In the study, University of Pittsburgh researchers describe the creation of an animal model of an immunotherapy approach that, first used in cancer patients, uses a patient's own tumor cells to stimulate anti-tumor immunity. The discovery of the animal model will enable researchers to more fully understand and develop the approach.
"Cancer cells are very adept at camouflaging themselves and hiding from the immune system and this makes most cancers, including melanomas and lymphomas of the skin, extremely challenging to treat with existing immunotherapies," said Louis D. Falo, M.D., Ph.D., professor and chairman of the department of dermatology at the University of Pittsburgh School of Medicine. "While we know that dendritic cells are necessary to activate a response against cancer as the first cells to present antigens to other cells of the immune system, they are often ineffective because they fail to recognize growing cancers as dangerous. What we describe is an immunotherapy approach that activates dendritic cells by using an external stimulus that mimics danger. This alerts the cells to activate a type of immune response that is particularly important for fighting cancer."
In the study, melanoma cells and dendritic cells from mice were removed, combined together in a culture dish and exposed to pieces of viruses and bacteria. The researchers used the most aggressive mouse melanoma tumor, B16, which has multiple mechanisms to escape the immune system that are similar to those used by human cancers. They found that the dendritic cells were able to extract antigens directly from tumor cells. By exposing the antigen-bearing dendritic cells to harmless pieces of bacteria and virsuses that they preceived as dangerous, the researchers "tricked" them into recognizing the tumor as dangerous as well. The alerted cells were then injected back into the mice where they successfully activated a particular T-cell response important for fighting tumors. That response, called Th1, led to a significant reduction in tumor growth in the mice.

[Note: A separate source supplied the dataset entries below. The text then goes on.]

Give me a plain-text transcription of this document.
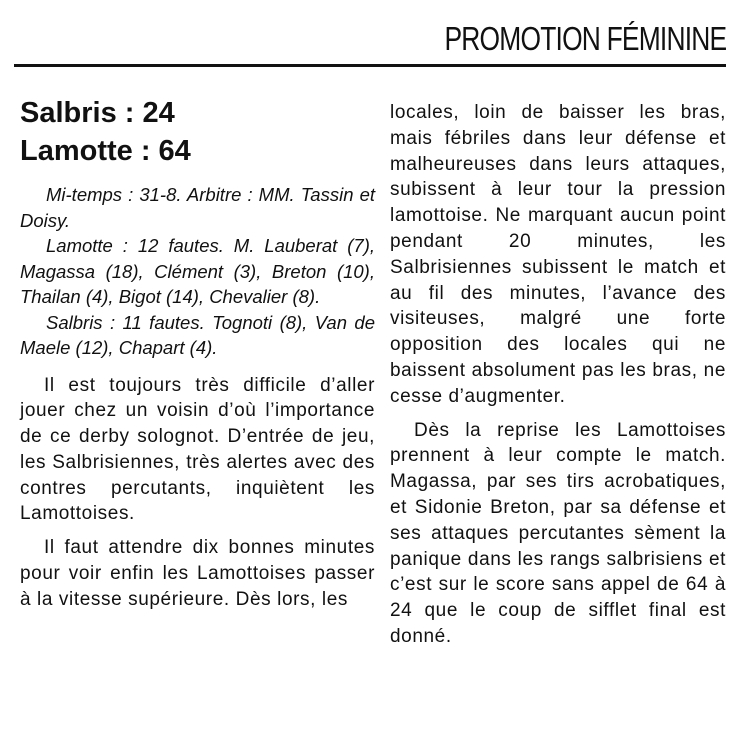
PROMOTION FÉMININE
Salbris : 24
Lamotte : 64

Mi-temps : 31-8. Arbitre : MM. Tassin et Doisy.

Lamotte : 12 fautes. M. Lauberat (7), Magassa (18), Clément (3), Breton (10), Thailan (4), Bigot (14), Chevalier (8).

Salbris : 11 fautes. Tognoti (8), Van de Maele (12), Chapart (4).

Il est toujours très difficile d’aller jouer chez un voisin d’où l’importance de ce derby solognot. D’entrée de jeu, les Salbrisiennes, très alertes avec des contres percutants, inquiètent les Lamottoises.

Il faut attendre dix bonnes minutes pour voir enfin les Lamottoises passer à la vitesse supérieure. Dès lors, les

locales, loin de baisser les bras, mais fébriles dans leur défense et malheureuses dans leurs attaques, subissent à leur tour la pression lamottoise. Ne marquant aucun point pendant 20 minutes, les Salbrisiennes subissent le match et au fil des minutes, l’avance des visiteuses, malgré une forte opposition des locales qui ne baissent absolument pas les bras, ne cesse d’augmenter.

Dès la reprise les Lamottoises prennent à leur compte le match. Magassa, par ses tirs acrobatiques, et Sidonie Breton, par sa défense et ses attaques percutantes sèment la panique dans les rangs salbrisiens et c’est sur le score sans appel de 64 à 24 que le coup de sifflet final est donné.
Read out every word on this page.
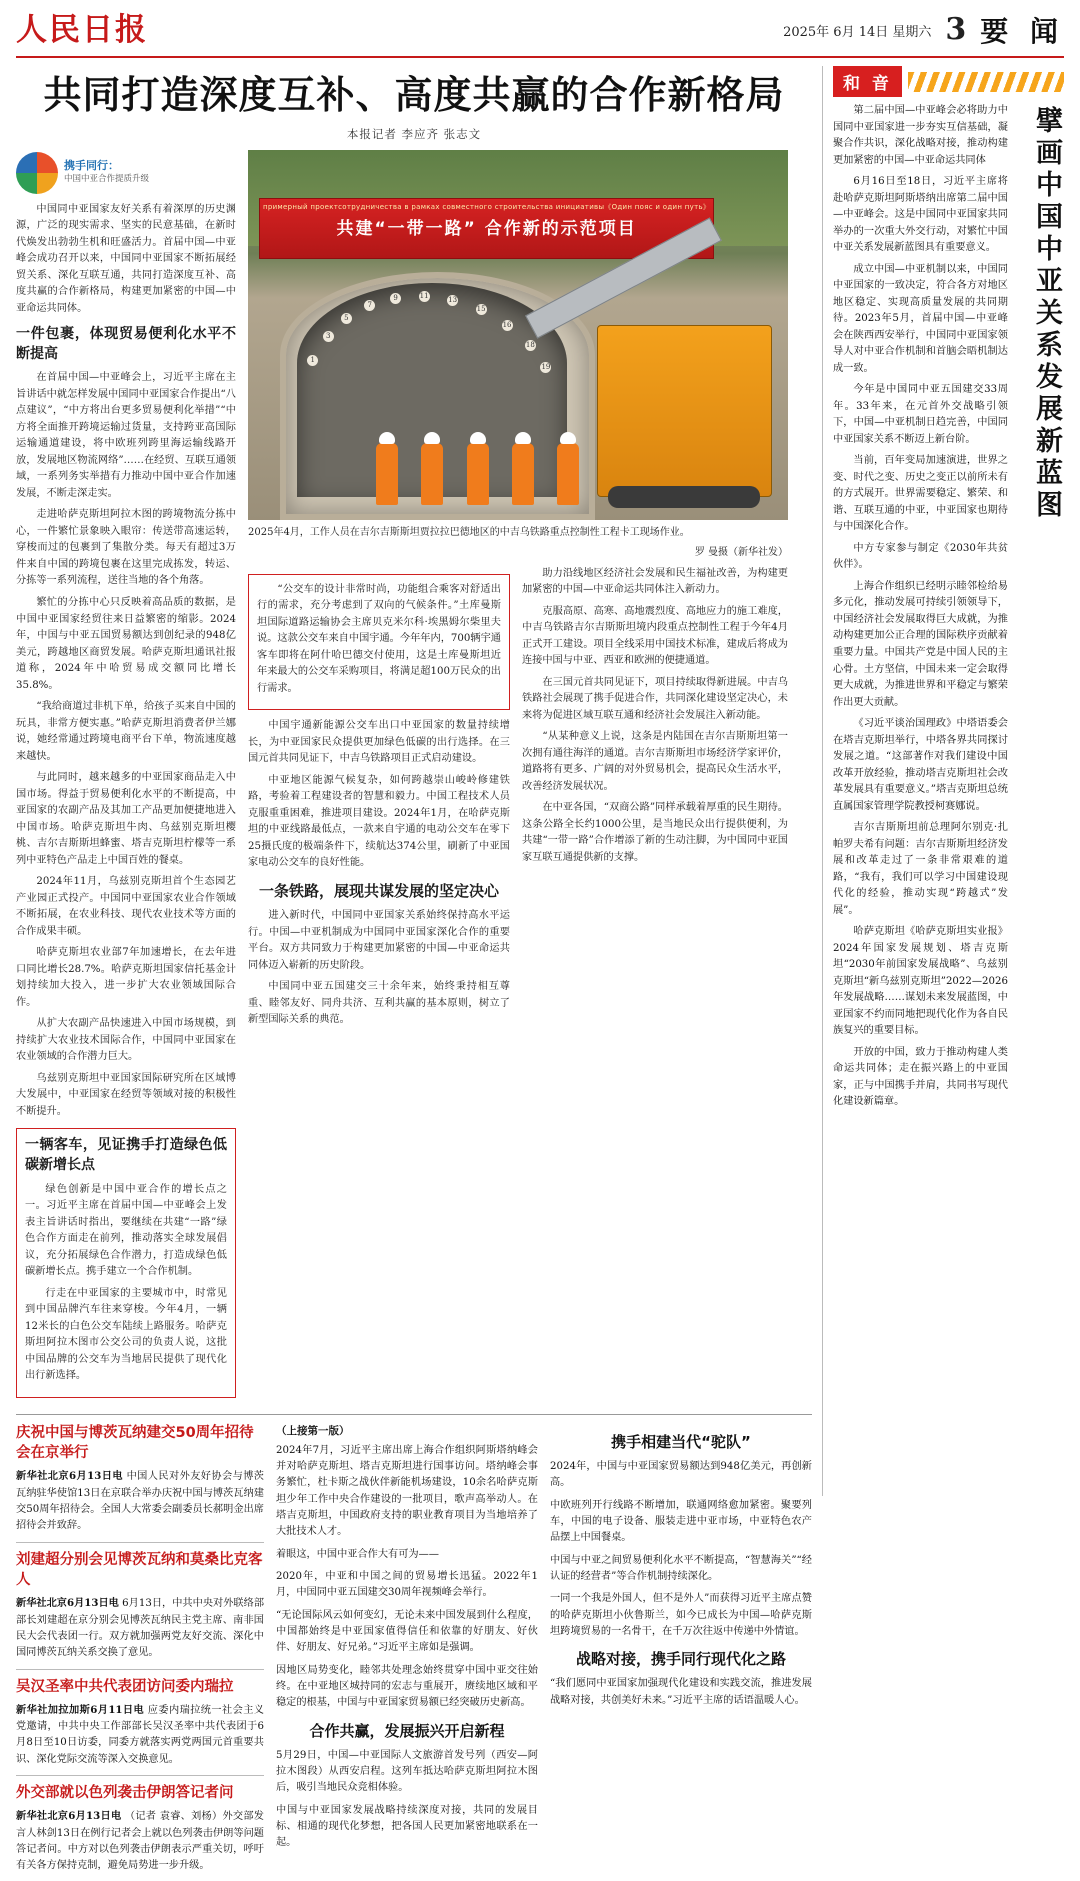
人民日报	2025年 6月 14日 星期六 3 要 闻
共同打造深度互补、高度共赢的合作新格局
本报记者 李应齐 张志文
携手同行：
中国中亚合作提质升级

中国同中亚国家友好关系有着深厚的历史渊源，广泛的现实需求、坚实的民意基础，在新时代焕发出勃勃生机和旺盛活力。首届中国—中亚峰会成功召开以来，中国同中亚国家不断拓展经贸关系、深化互联互通，共同打造深度互补、高度共赢的合作新格局，构建更加紧密的中国—中亚命运共同体。

一件包裹，体现贸易便利化水平不断提高

在首届中国—中亚峰会上，习近平主席在主旨讲话中就怎样发展中国同中亚国家合作提出“八点建议”，“中方将出台更多贸易便利化举措”“中方将全面推开跨境运输过货量，支持跨亚高国际运输通道建设，将中欧班列跨里海运输线路开放，发展地区物流网络”……在经贸、互联互通领域，一系列务实举措有力推动中国中亚合作加速发展，不断走深走实。

走进哈萨克斯坦阿拉木图的跨境物流分拣中心，一件繁忙景象映入眼帘：传送带高速运转，穿梭而过的包裹到了集散分类。每天有超过3万件来自中国的跨境包裹在这里完成拣发，转运、分拣等一系列流程，送往当地的各个角落。

繁忙的分拣中心只反映着高品质的数据，是中国中亚国家经贸往来日益繁密的缩影。2024年，中国与中亚五国贸易额达到创纪录的948亿美元，跨越地区商贸发展。哈萨克斯坦通讯社报道称，2024年中哈贸易成交额同比增长35.8%。

“我给商道过非机下单，给孩子买来自中国的玩具，非常方便实惠。”哈萨克斯坦消费者伊兰娜说，她经常通过跨境电商平台下单，物流速度越来越快。

与此同时，越来越多的中亚国家商品走入中国市场。得益于贸易便利化水平的不断提高，中亚国家的农副产品及其加工产品更加便捷地进入中国市场。哈萨克斯坦牛肉、乌兹别克斯坦樱桃、吉尔吉斯斯坦蜂蜜、塔吉克斯坦柠檬等一系列中亚特色产品走上中国百姓的餐桌。

2024年11月，乌兹别克斯坦首个生态园艺产业园正式投产。中国同中亚国家农业合作领域不断拓展，在农业科技、现代农业技术等方面的合作成果丰硕。

哈萨克斯坦农业部7年加速增长，在去年进口同比增长28.7%。哈萨克斯坦国家信托基金计划持续加大投入，进一步扩大农业领域国际合作。

从扩大农副产品快速进入中国市场规模，到持续扩大农业技术国际合作，中国同中亚国家在农业领域的合作潜力巨大。

乌兹别克斯坦中亚国家国际研究所在区域博大发展中，中亚国家在经贸等领域对接的积极性不断提升。

一辆客车，见证携手打造绿色低碳新增长点

绿色创新是中国中亚合作的增长点之一。习近平主席在首届中国—中亚峰会上发表主旨讲话时指出，要继续在共建“一路”绿色合作方面走在前列，推动落实全球发展倡议，充分拓展绿色合作潜力，打造成绿色低碳新增长点。携手建立一个合作机制。

行走在中亚国家的主要城市中，时常见到中国品牌汽车往来穿梭。今年4月，一辆12米长的白色公交车陆续上路服务。哈萨克斯坦阿拉木图市公交公司的负责人说，这批中国品牌的公交车为当地居民提供了现代化出行新选择。

примерный проектсотрудничества в рамках совместного строительства инициативы《Один пояс и один путь》
共建“一带一路” 合作新的示范项目
1
3
5
7
9	11
13
15
16
18
19
2025年4月，工作人员在吉尔吉斯斯坦贾拉拉巴德地区的中吉乌铁路重点控制性工程卡工现场作业。
罗 曼摄（新华社发）

“公交车的设计非常时尚，功能组合乘客对舒适出行的需求，充分考虑到了双向的气候条件。”土库曼斯坦国际道路运输协会主席贝克米尔科·埃黑姆尔柴里夫说。这款公交车来自中国宇通。今年年内，700辆宇通客车即将在阿什哈巴德交付使用，这是土库曼斯坦近年来最大的公交车采购项目，将满足超100万民众的出行需求。

中国宇通新能源公交车出口中亚国家的数量持续增长，为中亚国家民众提供更加绿色低碳的出行选择。在三国元首共同见证下，中吉乌铁路项目正式启动建设。

中亚地区能源气候复杂，如何跨越崇山峻岭修建铁路，考验着工程建设者的智慧和毅力。中国工程技术人员克服重重困难，推进项目建设。2024年1月，在哈萨克斯坦的中亚线路最低点，一款来自宇通的电动公交车在零下25摄氏度的极端条件下，续航达374公里，刷新了中亚国家电动公交车的良好性能。

一条铁路，展现共谋发展的坚定决心

进入新时代，中国同中亚国家关系始终保持高水平运行。中国—中亚机制成为中国同中亚国家深化合作的重要平台。双方共同致力于构建更加紧密的中国—中亚命运共同体迈入崭新的历史阶段。

中国同中亚五国建交三十余年来，始终秉持相互尊重、睦邻友好、同舟共济、互利共赢的基本原则，树立了新型国际关系的典范。

助力沿线地区经济社会发展和民生福祉改善，为构建更加紧密的中国—中亚命运共同体注入新动力。

克服高原、高寒、高地震烈度、高地应力的施工难度，中吉乌铁路吉尔吉斯斯坦境内段重点控制性工程于今年4月正式开工建设。项目全线采用中国技术标准，建成后将成为连接中国与中亚、西亚和欧洲的便捷通道。

在三国元首共同见证下，项目持续取得新进展。中吉乌铁路社会展现了携手促进合作，共同深化建设坚定决心，未来将为促进区域互联互通和经济社会发展注入新动能。

“从某种意义上说，这条是内陆国在吉尔吉斯斯坦第一次拥有通往海洋的通道。吉尔吉斯斯坦市场经济学家评价，道路将有更多、广阔的对外贸易机会，提高民众生活水平，改善经济发展状况。

在中亚各国，“双商公路”同样承载着厚重的民生期待。这条公路全长约1000公里，是当地民众出行提供便利，为共建“一带一路”合作增添了新的生动注脚，为中国同中亚国家互联互通提供新的支撑。

庆祝中国与博茨瓦纳建交50周年招待会在京举行

新华社北京6月13日电 中国人民对外友好协会与博茨瓦纳驻华使馆13日在京联合举办庆祝中国与博茨瓦纳建交50周年招待会。全国人大常委会副委员长郝明金出席招待会并致辞。

刘建超分别会见博茨瓦纳和莫桑比克客人

新华社北京6月13日电 6月13日，中共中央对外联络部部长刘建超在京分别会见博茨瓦纳民主党主席、南非国民大会代表团一行。双方就加强两党友好交流、深化中国同博茨瓦纳关系交换了意见。

吴汉圣率中共代表团访问委内瑞拉

新华社加拉加斯6月11日电 应委内瑞拉统一社会主义党邀请，中共中央工作部部长吴汉圣率中共代表团于6月8日至10日访委，同委方就落实两党两国元首重要共识、深化党际交流等深入交换意见。

外交部就以色列袭击伊朗答记者问

新华社北京6月13日电 （记者 袁睿、刘杨）外交部发言人林剑13日在例行记者会上就以色列袭击伊朗等问题答记者问。中方对以色列袭击伊朗表示严重关切，呼吁有关各方保持克制，避免局势进一步升级。

（上接第一版）

2024年7月，习近平主席出席上海合作组织阿斯塔纳峰会并对哈萨克斯坦、塔吉克斯坦进行国事访问。塔纳峰会事务繁忙，杜卡斯之战伙伴新能机场建设，10余名哈萨克斯坦少年工作中央合作建设的一批项目，歌声高举动人。在塔吉克斯坦，中国政府支持的职业教育项目为当地培养了大批技术人才。

着眼这，中国中亚合作大有可为——

2020年，中亚和中国之间的贸易增长迅猛。2022年1月，中国同中亚五国建交30周年视频峰会举行。

“无论国际风云如何变幻，无论未来中国发展到什么程度，中国都始终是中亚国家值得信任和依靠的好朋友、好伙伴、好朋友、好兄弟。”习近平主席如是强调。

因地区局势变化，睦邻共处理念始终贯穿中国中亚交往始终。在中亚地区城持同的宏志与重展开，赓续地区域和平稳定的根基，中国与中亚国家贸易额已经突破历史新高。

合作共赢，发展振兴开启新程

5月29日，中国—中亚国际人文旅游首发号列（西安—阿拉木图段）从西安启程。这列车抵达哈萨克斯坦阿拉木图后，吸引当地民众竞相体验。

中国与中亚国家发展战略持续深度对接，共同的发展目标、相通的现代化梦想，把各国人民更加紧密地联系在一起。

携手相建当代“驼队”

2024年，中国与中亚国家贸易额达到948亿美元，再创新高。

中欧班列开行线路不断增加，联通网络愈加紧密。聚要列车，中国的电子设备、服装走进中亚市场，中亚特色农产品摆上中国餐桌。

中国与中亚之间贸易便利化水平不断提高，“智慧海关”“经认证的经营者”等合作机制持续深化。

一同一个我是外国人，但不是外人”而获得习近平主席点赞的哈萨克斯坦小伙鲁斯兰，如今已成长为中国—哈萨克斯坦跨境贸易的一名骨干，在千万次往返中传递中外情谊。

战略对接，携手同行现代化之路

“我们愿同中亚国家加强现代化建设和实践交流，推进发展战略对接，共创美好未来。”习近平主席的话语温暖人心。

和 音
擘画中国中亚关系发展新蓝图

第二届中国—中亚峰会必将助力中国同中亚国家进一步夯实互信基础，凝聚合作共识，深化战略对接，推动构建更加紧密的中国—中亚命运共同体

6月16日至18日，习近平主席将赴哈萨克斯坦阿斯塔纳出席第二届中国—中亚峰会。这是中国同中亚国家共同举办的一次重大外交行动，对繁忙中国中亚关系发展新蓝图具有重要意义。

成立中国—中亚机制以来，中国同中亚国家的一致决定，符合各方对地区地区稳定、实现高质量发展的共同期待。2023年5月，首届中国—中亚峰会在陕西西安举行，中国同中亚国家领导人对中亚合作机制和首脑会晤机制达成一致。

今年是中国同中亚五国建交33周年。33年来，在元首外交战略引领下，中国—中亚机制日趋完善，中国同中亚国家关系不断迈上新台阶。

当前，百年变局加速演进，世界之变、时代之变、历史之变正以前所未有的方式展开。世界需要稳定、繁荣、和谐、互联互通的中亚，中亚国家也期待与中国深化合作。

中方专家参与制定《2030年共贫伙伴》。

上海合作组织已经明示睦邻检给易多元化，推动发展可持续引领领导下，中国经济社会发展取得巨大成就，为推动构建更加公正合理的国际秩序贡献着重要力量。中国共产党是中国人民的主心骨。土方坚信，中国未来一定会取得更大成就，为推进世界和平稳定与繁荣作出更大贡献。

《习近平谈治国理政》中塔语委会在塔吉克斯坦举行，中塔各界共同探讨发展之道。“这部著作对我们建设中国改革开放经验，推动塔吉克斯坦社会改革发展具有重要意义。”塔吉克斯坦总统直属国家管理学院教授柯赛娜说。

吉尔吉斯斯坦前总理阿尔别克·扎帕罗夫希有问题：吉尔吉斯斯坦经济发展和改革走过了一条非常艰难的道路，“我有，我们可以学习中国建设现代化的经验，推动实现“跨越式”发展”。

哈萨克斯坦《哈萨克斯坦实业报》2024年国家发展规划、塔吉克斯坦“2030年前国家发展战略”、乌兹别克斯坦“新乌兹别克斯坦”2022—2026年发展战略……谋划未来发展蓝图，中亚国家不约而同地把现代化作为各自民族复兴的重要目标。

开放的中国，致力于推动构建人类命运共同体；走在振兴路上的中亚国家，正与中国携手并肩，共同书写现代化建设新篇章。
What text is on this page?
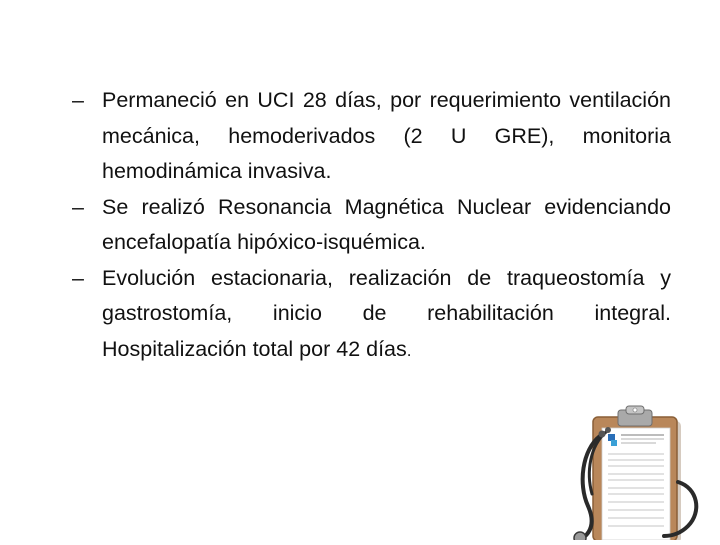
– Permaneció en UCI 28 días, por requerimiento ventilación mecánica, hemoderivados (2 U GRE), monitoria hemodinámica invasiva.
– Se realizó Resonancia Magnética Nuclear evidenciando encefalopatía hipóxico-isquémica.
– Evolución estacionaria, realización de traqueostomía y gastrostomía, inicio de rehabilitación integral. Hospitalización total por 42 días.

"Typically, tumors are able to grow in part by convincing the immune system that they are normal. Our goal was to mimic danger to wake up the dendritic cells and program them to stimulate the right type of immune response against the patients' own tumor cells," said Dr. Falo.
The researchers further discovered that the Th1 response was enough to stop tumor growth on its own, indicating the importance of Th1-type immunity for tumor therapy. Prior to their discovery, researchers believed that a Th1 response was important, but that it worked primarily by activating another type of T-cell called a cytotoxic T-cell (CTL). These results suggest that it may be important to monitor Th1-type immunity in addition to CTL immunity when evaluating patients' responses to immunotherapy.
Interestingly, Dr. Falo has already found this approach to be successful in a preliminary study in cancer patients. But further progress has been hindered by the length of time and expense involved in such a clinical trial. Unlike most therapy advances that are developed in animal models and then translated to patients, the "danger" signals used in this approach were developed using models based on human tissue. He believes that the creation of this animal model will enable further development of immune approaches to melanoma and other cancers, bringing new treatment options to patients who have failed available therapies.
Melanoma is the most serious form of skin cancer. Although it accounts for only 4 percent of all skin cancer cases, it causes most skin cancer-related deaths. Lymphomas of the skin, including cutaneous T-cell lymphomas, are diagnosed in approximately 16,000 to 20,000 people in the United States each year and are often difficult to diagnose in early stages.
This study was funded by a grant from the National Cancer Institute. Collaborators on the study include University of Pittsburgh researchers David A. Hokey; Adriana T. Larregina, M.D., Ph.D.; Geza Erdos, Ph.D.; and Simon C. Watkins, Ph.D.